Unos segundos más tarde cruzaba la meta Harper, con sus pies ensangrentados pero sin perder la posición de privilegio por detrás del ganador. Y tras él, en la tercera plaza, entraba Nan, otro atleta que vestía los colores de Japón, que había remontado de forma espectacular en los kilómetros finales tras no aparecer en las primeras plazas durante gran parte de la carrera. Minutos después, en la ceremonia de homenaje a los triunfadores, mientras Harper se mostraba sonriente y feliz con la segunda plaza, Son y Nan apareceían cariacontecidos y con semblante no se sabía muy bien si serio o triste.

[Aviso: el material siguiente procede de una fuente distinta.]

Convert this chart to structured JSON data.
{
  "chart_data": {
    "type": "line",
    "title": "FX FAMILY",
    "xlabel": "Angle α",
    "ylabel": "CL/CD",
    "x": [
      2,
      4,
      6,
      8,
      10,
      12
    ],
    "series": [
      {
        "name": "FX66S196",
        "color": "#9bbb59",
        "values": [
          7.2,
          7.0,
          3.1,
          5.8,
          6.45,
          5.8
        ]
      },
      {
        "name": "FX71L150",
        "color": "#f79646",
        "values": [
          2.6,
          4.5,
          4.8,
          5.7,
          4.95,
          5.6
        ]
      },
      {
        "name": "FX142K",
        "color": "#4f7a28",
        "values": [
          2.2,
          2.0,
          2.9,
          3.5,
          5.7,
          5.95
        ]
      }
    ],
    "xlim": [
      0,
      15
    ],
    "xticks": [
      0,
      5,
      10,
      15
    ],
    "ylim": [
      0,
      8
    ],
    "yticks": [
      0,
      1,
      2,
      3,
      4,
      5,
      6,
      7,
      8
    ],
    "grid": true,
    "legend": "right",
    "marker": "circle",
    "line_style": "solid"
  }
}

Cuando sonaba el himno japonés y subían las banderas a los mástiles de honor, ambos agachaban la cabeza en un gesto que, cómo luego explicaría el ganador a los periodistas, no era de respeto sino una “protesta educada y silenciosa de vergüenza y rabia”. Porque en realidad, el vencedor de la maratón olímpica de Berlín en 1936 ni era japonés ni se llamaba Kitei Son. Había nacido en el norte de Corea y su nombre real era Kee Chung-Sohn… o Son Kee Chung, dependiendo de si se pone delante el nombre de familia, cómo marca la costumbre coreana, o detrás, al estilo occidental. Pero, con su país invadido por las tropas niponas desde hacía años, se había visto obligado a competir con los colores del Imperio del Sol Naciente y con su nombre adaptado a la grafía y pronunciación japonesa. Y lo mismo le había ocurrido a su compañero que había cruzado la meta en la tercera posición, también coreano y cuyo auténtico nombre era Nam Sung-Yong.

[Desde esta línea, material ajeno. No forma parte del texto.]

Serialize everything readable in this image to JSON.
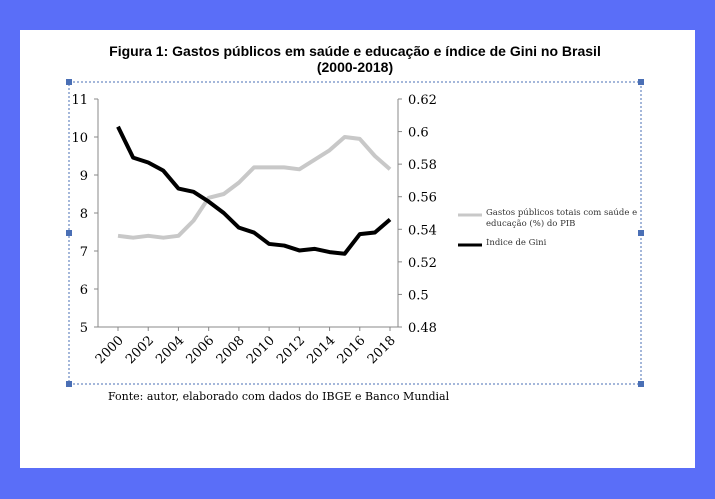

Imágenes de la maratón olímpica de Berlín 1936

Pero por mucho que Kee Chung-Sohn reivindicase su auténtico nombre y procedencia, y hasta que el principal diario de Corea publicase su foto en el podio retocada para tapar la bandera japonesa (lo que le costaba caro al propietario y varios de los redactores), su triunfo quedaba para la historia cómo el de un atleta japonés llamado Kitei Son. Y así aparecería en todos los registros olímpicos y libros de historia hasta que, en 1986, en Los Ángeles, tras largos años de lucha burocrática desde que Corea había recuperado su soberanía después de la segunda guerra mundial, se reconoció finalmente en las estadísticas el triunfo del atleta coreano con su nombre real… aunque, eso sí, la medalla de oro siguió siendo computada en el haber de la delegación japonesa.

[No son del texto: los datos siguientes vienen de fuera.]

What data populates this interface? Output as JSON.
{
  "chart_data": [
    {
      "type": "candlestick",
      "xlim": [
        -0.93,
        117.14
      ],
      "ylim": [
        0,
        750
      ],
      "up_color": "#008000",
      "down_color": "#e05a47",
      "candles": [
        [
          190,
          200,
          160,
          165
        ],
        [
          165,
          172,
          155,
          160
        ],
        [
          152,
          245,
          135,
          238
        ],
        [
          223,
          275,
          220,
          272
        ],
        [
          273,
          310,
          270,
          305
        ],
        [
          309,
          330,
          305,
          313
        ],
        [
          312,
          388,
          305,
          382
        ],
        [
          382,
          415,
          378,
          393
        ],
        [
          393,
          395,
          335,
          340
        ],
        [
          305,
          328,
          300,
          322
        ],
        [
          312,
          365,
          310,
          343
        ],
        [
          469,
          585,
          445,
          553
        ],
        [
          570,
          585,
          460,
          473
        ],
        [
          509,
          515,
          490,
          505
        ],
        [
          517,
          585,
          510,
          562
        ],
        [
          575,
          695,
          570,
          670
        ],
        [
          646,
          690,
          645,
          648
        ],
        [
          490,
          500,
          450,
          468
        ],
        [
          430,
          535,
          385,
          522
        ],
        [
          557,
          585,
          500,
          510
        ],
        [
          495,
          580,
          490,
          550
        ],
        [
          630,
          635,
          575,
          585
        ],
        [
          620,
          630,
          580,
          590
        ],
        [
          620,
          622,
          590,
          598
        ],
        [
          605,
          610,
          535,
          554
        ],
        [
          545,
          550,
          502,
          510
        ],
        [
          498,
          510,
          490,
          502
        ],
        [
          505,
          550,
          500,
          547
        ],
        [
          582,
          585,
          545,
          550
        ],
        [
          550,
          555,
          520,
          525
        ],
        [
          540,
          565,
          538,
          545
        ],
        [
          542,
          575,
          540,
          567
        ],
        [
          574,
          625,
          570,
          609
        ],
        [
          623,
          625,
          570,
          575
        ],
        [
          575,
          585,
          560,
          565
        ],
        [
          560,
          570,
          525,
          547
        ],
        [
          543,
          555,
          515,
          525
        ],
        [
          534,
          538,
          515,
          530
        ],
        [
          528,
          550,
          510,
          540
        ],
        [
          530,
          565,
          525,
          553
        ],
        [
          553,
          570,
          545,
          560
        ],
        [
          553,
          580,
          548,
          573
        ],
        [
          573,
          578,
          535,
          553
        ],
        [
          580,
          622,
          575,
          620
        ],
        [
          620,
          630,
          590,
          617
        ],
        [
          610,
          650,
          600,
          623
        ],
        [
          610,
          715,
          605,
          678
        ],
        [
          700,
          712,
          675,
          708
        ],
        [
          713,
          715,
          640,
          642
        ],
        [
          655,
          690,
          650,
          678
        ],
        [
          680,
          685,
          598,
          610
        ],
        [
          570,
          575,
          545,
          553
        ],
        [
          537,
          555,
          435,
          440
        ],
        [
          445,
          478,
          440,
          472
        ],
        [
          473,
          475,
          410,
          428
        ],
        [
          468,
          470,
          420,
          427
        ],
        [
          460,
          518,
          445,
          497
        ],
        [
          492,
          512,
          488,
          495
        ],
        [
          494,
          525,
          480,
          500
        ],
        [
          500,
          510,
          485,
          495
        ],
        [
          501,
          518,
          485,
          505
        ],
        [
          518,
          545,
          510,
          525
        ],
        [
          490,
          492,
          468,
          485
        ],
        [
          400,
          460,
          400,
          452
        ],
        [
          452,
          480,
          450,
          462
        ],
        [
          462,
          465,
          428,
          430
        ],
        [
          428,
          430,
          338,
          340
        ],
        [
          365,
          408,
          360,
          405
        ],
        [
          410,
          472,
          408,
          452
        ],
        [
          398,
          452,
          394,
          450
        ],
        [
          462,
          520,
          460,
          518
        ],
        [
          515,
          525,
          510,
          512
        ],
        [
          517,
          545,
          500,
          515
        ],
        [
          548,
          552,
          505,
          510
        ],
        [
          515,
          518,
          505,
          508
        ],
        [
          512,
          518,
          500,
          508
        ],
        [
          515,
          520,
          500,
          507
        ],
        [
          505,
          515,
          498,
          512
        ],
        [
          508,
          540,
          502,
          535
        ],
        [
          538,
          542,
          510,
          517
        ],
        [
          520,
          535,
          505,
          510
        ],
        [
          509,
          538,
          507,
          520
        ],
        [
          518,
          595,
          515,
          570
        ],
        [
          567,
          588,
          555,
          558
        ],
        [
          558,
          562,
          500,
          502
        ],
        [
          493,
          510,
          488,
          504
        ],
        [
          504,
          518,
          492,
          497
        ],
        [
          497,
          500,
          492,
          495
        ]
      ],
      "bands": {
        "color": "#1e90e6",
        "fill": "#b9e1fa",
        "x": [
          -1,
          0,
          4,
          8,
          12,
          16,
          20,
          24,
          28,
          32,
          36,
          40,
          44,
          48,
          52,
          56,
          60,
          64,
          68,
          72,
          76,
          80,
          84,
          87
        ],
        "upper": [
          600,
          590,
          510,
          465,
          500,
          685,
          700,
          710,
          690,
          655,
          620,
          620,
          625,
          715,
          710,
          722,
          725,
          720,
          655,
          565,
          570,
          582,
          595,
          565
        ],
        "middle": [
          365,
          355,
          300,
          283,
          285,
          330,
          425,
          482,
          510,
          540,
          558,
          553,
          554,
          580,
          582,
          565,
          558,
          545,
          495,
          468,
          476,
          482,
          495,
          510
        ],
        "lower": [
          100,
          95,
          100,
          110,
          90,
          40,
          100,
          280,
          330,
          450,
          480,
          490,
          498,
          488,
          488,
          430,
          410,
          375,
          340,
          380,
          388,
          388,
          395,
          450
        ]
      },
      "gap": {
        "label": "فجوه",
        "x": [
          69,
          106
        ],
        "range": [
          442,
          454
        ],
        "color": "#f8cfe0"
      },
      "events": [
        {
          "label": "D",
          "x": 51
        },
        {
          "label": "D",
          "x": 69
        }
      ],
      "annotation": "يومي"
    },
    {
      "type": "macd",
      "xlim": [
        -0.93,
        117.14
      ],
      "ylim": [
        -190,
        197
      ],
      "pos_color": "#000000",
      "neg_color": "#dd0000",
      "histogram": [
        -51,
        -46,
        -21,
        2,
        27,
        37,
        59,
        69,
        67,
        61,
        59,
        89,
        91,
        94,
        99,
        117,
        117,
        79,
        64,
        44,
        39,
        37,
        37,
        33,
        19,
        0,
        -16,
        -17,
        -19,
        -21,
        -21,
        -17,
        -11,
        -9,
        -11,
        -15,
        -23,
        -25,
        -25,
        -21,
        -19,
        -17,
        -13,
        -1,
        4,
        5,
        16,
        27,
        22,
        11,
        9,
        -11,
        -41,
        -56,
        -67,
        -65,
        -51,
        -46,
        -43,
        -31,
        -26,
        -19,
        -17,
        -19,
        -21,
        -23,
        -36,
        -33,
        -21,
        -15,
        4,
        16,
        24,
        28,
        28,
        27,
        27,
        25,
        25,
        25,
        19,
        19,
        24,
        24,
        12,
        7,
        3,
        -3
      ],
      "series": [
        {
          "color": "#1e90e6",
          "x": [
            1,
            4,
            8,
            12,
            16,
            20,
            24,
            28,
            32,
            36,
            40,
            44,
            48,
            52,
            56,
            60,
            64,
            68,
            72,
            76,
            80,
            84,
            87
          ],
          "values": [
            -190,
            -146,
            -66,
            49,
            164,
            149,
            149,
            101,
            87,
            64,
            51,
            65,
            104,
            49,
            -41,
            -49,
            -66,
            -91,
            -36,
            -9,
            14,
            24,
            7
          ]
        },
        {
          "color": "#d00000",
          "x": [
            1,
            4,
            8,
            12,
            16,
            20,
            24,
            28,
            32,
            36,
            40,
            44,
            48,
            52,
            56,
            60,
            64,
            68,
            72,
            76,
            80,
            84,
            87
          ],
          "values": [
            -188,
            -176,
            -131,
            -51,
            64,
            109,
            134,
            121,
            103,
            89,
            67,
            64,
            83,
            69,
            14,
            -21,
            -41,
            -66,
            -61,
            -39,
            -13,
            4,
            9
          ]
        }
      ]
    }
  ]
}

Portada del principal diario de Corea al día siguiente del triunfo de Sohn en Berlín, con la foto retocada para tapar la bandera japonesa de su uniforme

En todo caso, Sohn había conseguido dar un primer paso hacia el reconocimiento internacional de una hazaña que en su país de origen ya tenía desde años antes gran significado. Tanto cómo para que cuando se celebraron los Juegos en Seul, en 1988, el ya septuagenario ex-atleta tuviese un papel relevante en la ceremonia inaugural, siendo el protagonista del último relevo en el traslado de la antorcha desde Olimpia. Un ritual que se había realizado por primera vez más de cincuenta años antes, justo en aquellos Juegos de Berlín en lo que él había conseguido la victoria en la maratón.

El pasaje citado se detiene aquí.